#Election2020 Interview: Matt Drake, Director, Cyber Intelligence, SAIC

The lengthy, controversial and at times, exhausting US Presidential election campaign 2020 has almost reached its conclusion, with voting taking place next week on Tuesday November 3. Aside from the general drama of the campaign, which has included several bruising debates and accusations of bias being levelled at social media companies, this election is especially unique in that it is taking place amid a global pandemic.

As well as an expected record number of postal ballots being cast, much more campaigning has taken place digitally, with people spending more time indoors and increasingly reliant on the internet to keep themselves informed. Unfortunately, this has potentially offered greater opportunities for state-sponsored intrusion in the election, particularly through the spread of misinformation, which was already a very pertinent topic from previous elections in the US and other nations.

To discuss how attempted nation state influence has manifested throughout the current campaign, Infosecurity spoke to Matt Drake, who is director, cyber intelligence at SAIC, an IT company providing support to government agencies. Before joining SAIC, Drake worked at the FBI for 24 years, including most recently as section chief of its cyber-division where he oversaw the FBI’s efforts against specific state-sponsored cyber-intrusions.

To what extent has the COVID-19 pandemic increased the security challenges surrounding this year’s election?

One of the most critical components in protecting our election systems is communication.
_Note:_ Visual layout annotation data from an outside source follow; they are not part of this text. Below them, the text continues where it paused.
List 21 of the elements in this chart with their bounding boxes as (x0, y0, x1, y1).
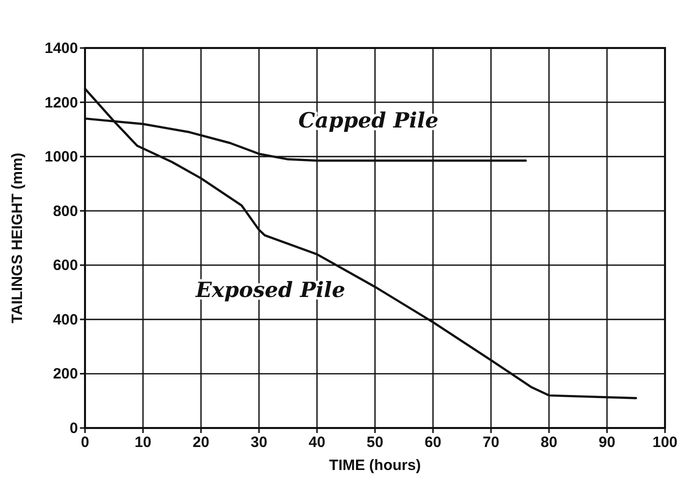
x-tick-label: 40 (308, 434, 326, 451)
y-tick-label: 1000 (44, 148, 78, 166)
y-axis-title: TAILINGS HEIGHT (mm) (9, 152, 26, 324)
x-axis-title: TIME (hours) (329, 457, 421, 474)
x-tick-label: 50 (366, 434, 384, 451)
x-tick-label: 70 (482, 434, 500, 451)
y-tick-label: 1200 (44, 94, 78, 112)
y-tick-label: 600 (52, 257, 78, 274)
y-tick-label: 1400 (44, 40, 78, 57)
y-tick-label: 200 (52, 366, 78, 383)
x-tick-label: 60 (424, 434, 442, 451)
x-tick-label: 20 (192, 434, 210, 451)
x-tick-label: 100 (652, 434, 678, 451)
x-tick-label: 80 (540, 434, 558, 451)
x-tick-label: 0 (80, 434, 90, 451)
y-tick-label: 800 (52, 202, 78, 220)
y-tick-label: 400 (52, 311, 78, 328)
y-tick-label: 0 (70, 420, 78, 437)
x-tick-label: 10 (134, 434, 152, 451)
x-tick-label: 30 (250, 434, 268, 451)
x-tick-label: 90 (598, 434, 616, 451)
Federal, state and local officials, as well as third-party vendors, social media companies and a host of other groups, need to be sharing information and intelligence in a way that is both timely, accurate and actionable. The COVID-19 pandemic certainly adds to the challenge of effective communication across the parties when individuals are working from home. While not insurmountable, care must be taken to ensure communication channels remain open and strong. Also, with workers at home, and therefore connecting to their systems remotely, it increases the attack surface for malicious actors.

In your view, which tactics used by state-sponsored actors are most effective?

There are certainly tactics that take advantages of weaknesses in our systems, but it somewhat depends on how effectiveness is measured. If their goal is simply to gain access to election systems, state-sponsored actors will most likely target those entry points which allow for access to multiple jurisdictions. If the goal is to influence the topics and issues being considered by voters, social media platforms remain an attractive target.

“The greatest improvement has been the improved communication between agencies and the owners of election systems”

Have US governmental agencies improved at recognizing and combatting these threats in recent years?

I think the greatest improvement has been the improved communication between agencies and the owners of election systems. There has been extensive communication between federal, state and local officials. One example of this is the updated FBI policy to require state officials to be notified when intrusion activity is detected on local election systems.

What technologies do you think state and federal agencies should prioritize to protect against nation state interference in future elections?

First, the technology issue goes well beyond just state and federal agencies. Local governments play a significant role, as do third-party vendors that support election efforts. That said, it will be critical that all parties focus their attention on the information and intelligence related to election systems. Intelligence released from the Department of Homeland Security, FBI and the Director of National Intelligence, as well as from state and local fusion centers, can allow system administrators to ensure they have properly patched and updated their critical systems. I’m confident the appropriate technologies are generally in place at the state and federal levels. The challenge will be ensuring the intelligence gleaned from these systems is shared in a timely and actionable manner.

Finally, do you believe the impact of nation state interference in this year’s Presidential election will be greater than in 2016?

I consider election interference to be the actual changing of votes and voting results. I have not seen any reporting to indicate there was any actually interference in 2016. There was, however, documented influence, which is the attempt to sway voters in a particular direction. This influence becomes improper when nation states do so without revealing who they are. For example, a nation state actor who pretends to be a local resident and organizes a rally on social media to support/oppose a particular candidate is improperly influencing an election. If that same actor hacks into a county system and changes 500 votes from one candidate to another, that would be interference.

I think actual interference of elections by a nation state is a distant remote possibility. Such an act would be a significant escalation of previous behavior and threaten our democratic process. Such behavior could elicit a reaction which they likely wish to avoid.

Improper influence efforts were an established concern in the 2016 election and will likely persist through the 2020 election cycle. Measuring the impact of that behavior is difficult for many reasons. How the influence is discovered and addressed, how it is covered by the media and how the general public views and responds to it will all play a role in the impact of such influence.